Database has a range of options for the larger scale databases one could use instead of storing it flat in files above. There are a few standard proprietary corporate ones like Oracle, IBM, SAP, it includes standard SQL database types, as well as cloud data warehouses like Amazon and Google.

Azure is a Microsoft computing service for developing apps on the cloud. There are a range of dedicated connectors here that are unique to Azure that Microsoft has created for their Azure users.

Online services include connectors to a number of common web-based applications. For example, one might use Salesforce for Customer Relationship Management and MailChimp for mailing newsletters. Instead of downloading a report from each program separately, one could connect directly to each service and do complementary analysis quickly and easily, such as seeing how many of our clients currently are subscribed to the newsletters.

Other contains a list of different types of connections that aren’t covered by the above categories.  Here’s a few of the key ones we’d like to highlight:

  • Web: retrieving data from a basic web page which was first explored here
  • OData Feed: Open Data Protocol is a protocol to exchange data through the web. It uses standard HTTP technologies to allow different applications to talk to each other. A short video primer to OData can be found here
  • Microsoft Exchange: This is the Microsoft email server software centralising emails into a single database. Connect directly to the server to access email, contact and calendar data
  • Hadoop File (HDFS): Apache Hadoop is an open source software framework for storing big datasets
  • R script: R is an open source language and environment for statistical computing and graphics. It is most common language used by statisticians, analysts and scientists. This is an alternative to cleaning and formatting data in PowerQuery, it can be prepared with R and imported directly
  • ODBC: is an interface for accessing database management systems acting as a driver to connect to the data source. If the DBMS doesn’t already have a direct connection listed in the Database category, then connecting to the ODBC for the database allows access.
  • OLE DB: OLE DB interfaces provide applications with uniform access to data stored in diverse information sources, or data stores – so not just relational databases but also flat text files where necessary.

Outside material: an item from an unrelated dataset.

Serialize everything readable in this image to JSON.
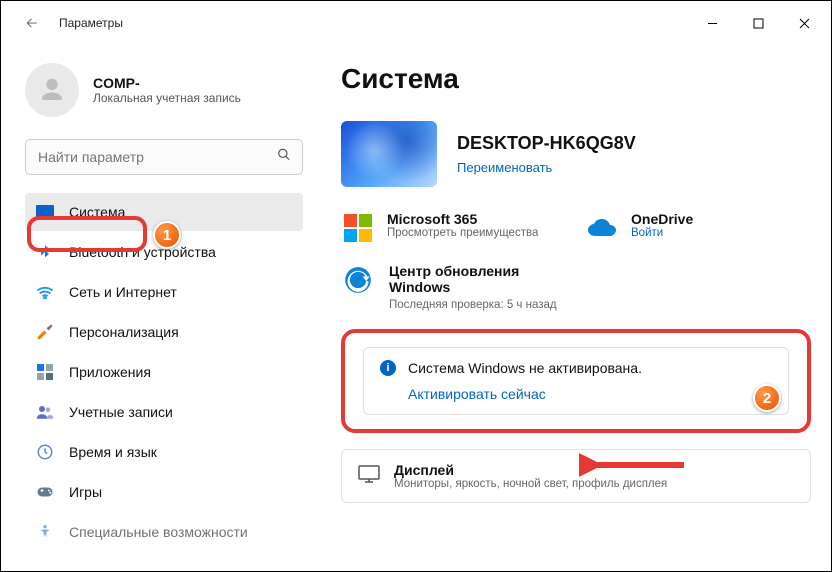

Microsoft had originally intended for this to replace ODBC and provide higher functionality but shelved the project in 2012 and recently started work on it again in late 2017
  • Blank Query: An experienced Power Query user may want to create tables from scratch using M code (for example a date table) then this is where to start.

Get Data sends the data source after it has been selected into Power Query for transformation and clean up. Our Power Query blog has covered some of the above options.

There are so many ways to Get Data into Power BI. Microsoft is continually adding connectivity to new sources all the time so check the news regularly for the latest Power BI update announcements.